Verdutzt schaute Marguerite auf. Doch Nell war bereits aufgestanden und verließ das Zimmer, bevor Marguerite etwas erwidern konnte.

Als Nell später noch einmal herunterkam, weil sie Hunger hatte, legte Bella den Finger auf die Lippen und deutete mit dem Kopf auf einen vorsintflutlichen Radioapparat.

Nell lächelte. Die allabendliche Horoskop-Voraussage von “Radio Tucson” war Bella so heilig wie das Geheimrezept ihres Schokoladenkuchens.

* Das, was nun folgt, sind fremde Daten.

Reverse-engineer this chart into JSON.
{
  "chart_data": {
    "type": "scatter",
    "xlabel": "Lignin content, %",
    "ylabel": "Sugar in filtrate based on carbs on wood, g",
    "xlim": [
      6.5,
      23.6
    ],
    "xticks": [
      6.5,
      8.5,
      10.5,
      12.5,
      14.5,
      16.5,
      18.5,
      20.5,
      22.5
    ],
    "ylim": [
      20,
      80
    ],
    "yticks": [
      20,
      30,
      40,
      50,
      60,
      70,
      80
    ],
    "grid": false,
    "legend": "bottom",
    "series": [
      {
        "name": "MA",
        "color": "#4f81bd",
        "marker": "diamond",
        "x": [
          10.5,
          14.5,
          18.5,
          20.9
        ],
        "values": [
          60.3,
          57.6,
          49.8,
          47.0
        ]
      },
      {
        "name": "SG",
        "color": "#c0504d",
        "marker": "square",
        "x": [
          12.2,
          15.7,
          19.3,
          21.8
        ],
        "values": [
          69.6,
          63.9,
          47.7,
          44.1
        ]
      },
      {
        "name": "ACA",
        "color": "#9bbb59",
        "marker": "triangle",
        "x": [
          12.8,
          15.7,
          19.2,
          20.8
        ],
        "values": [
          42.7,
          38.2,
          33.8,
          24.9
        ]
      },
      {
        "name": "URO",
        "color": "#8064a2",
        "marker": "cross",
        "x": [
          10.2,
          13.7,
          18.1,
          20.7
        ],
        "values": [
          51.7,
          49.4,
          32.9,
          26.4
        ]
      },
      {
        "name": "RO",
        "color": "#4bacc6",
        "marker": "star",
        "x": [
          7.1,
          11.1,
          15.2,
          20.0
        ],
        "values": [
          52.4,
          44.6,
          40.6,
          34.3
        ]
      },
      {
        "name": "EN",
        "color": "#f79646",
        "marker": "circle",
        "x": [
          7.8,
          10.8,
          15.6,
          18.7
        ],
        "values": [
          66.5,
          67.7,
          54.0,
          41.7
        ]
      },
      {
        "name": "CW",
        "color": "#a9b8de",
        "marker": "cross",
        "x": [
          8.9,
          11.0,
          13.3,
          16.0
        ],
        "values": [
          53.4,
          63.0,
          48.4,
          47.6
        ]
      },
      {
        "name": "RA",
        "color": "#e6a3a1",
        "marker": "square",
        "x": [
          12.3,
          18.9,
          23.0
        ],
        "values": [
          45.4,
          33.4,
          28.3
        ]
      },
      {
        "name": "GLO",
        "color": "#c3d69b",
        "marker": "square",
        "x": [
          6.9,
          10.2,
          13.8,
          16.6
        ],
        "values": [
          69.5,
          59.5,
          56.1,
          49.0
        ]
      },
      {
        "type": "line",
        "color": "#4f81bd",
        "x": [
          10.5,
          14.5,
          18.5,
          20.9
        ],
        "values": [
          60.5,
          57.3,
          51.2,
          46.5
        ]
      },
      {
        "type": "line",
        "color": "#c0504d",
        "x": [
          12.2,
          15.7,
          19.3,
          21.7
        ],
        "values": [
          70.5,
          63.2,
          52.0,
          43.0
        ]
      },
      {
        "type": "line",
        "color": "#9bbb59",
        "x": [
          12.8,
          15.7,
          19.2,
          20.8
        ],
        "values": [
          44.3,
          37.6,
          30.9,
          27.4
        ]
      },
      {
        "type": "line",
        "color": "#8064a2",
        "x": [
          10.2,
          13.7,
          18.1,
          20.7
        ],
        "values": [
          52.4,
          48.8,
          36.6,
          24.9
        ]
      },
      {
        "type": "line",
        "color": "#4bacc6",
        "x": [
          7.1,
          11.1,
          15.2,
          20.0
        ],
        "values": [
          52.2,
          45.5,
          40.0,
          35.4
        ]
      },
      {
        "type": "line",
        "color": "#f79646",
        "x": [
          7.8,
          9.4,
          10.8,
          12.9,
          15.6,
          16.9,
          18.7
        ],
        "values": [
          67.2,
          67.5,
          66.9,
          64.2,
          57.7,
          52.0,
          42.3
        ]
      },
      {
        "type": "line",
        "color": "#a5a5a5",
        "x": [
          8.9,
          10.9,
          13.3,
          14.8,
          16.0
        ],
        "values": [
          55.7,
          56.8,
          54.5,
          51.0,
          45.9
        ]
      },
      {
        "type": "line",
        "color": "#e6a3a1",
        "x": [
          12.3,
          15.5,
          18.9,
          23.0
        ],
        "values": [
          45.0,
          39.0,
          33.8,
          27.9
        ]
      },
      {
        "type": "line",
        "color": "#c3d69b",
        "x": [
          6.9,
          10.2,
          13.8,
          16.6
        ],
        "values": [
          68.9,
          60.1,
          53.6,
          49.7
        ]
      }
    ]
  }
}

Böse Zungen auf der Ranch behaupteten, dass Bella das Haus nicht verließ an Tagen, an denen ihr die Sterne ungünstig gesinnt waren. Dafür wurde sie draußen umso öfter gesehen, wenn ihr Glück in der Liebe vorausgesagt war. Dann zog es sie in die Nähe der Ställe, wo Charlie arbeitete.

Während Bella andächtig lauschte, bis ihr Sternbild an die Reihe kam, angelte Nell nach dem letzten Stück Kuchen. Schließlich hatte sie durch ihren vorzeitigen Abgang kein Dessert zum Abendessen bekommen.

“Lass den Kuchen liegen”, knurrte Bella.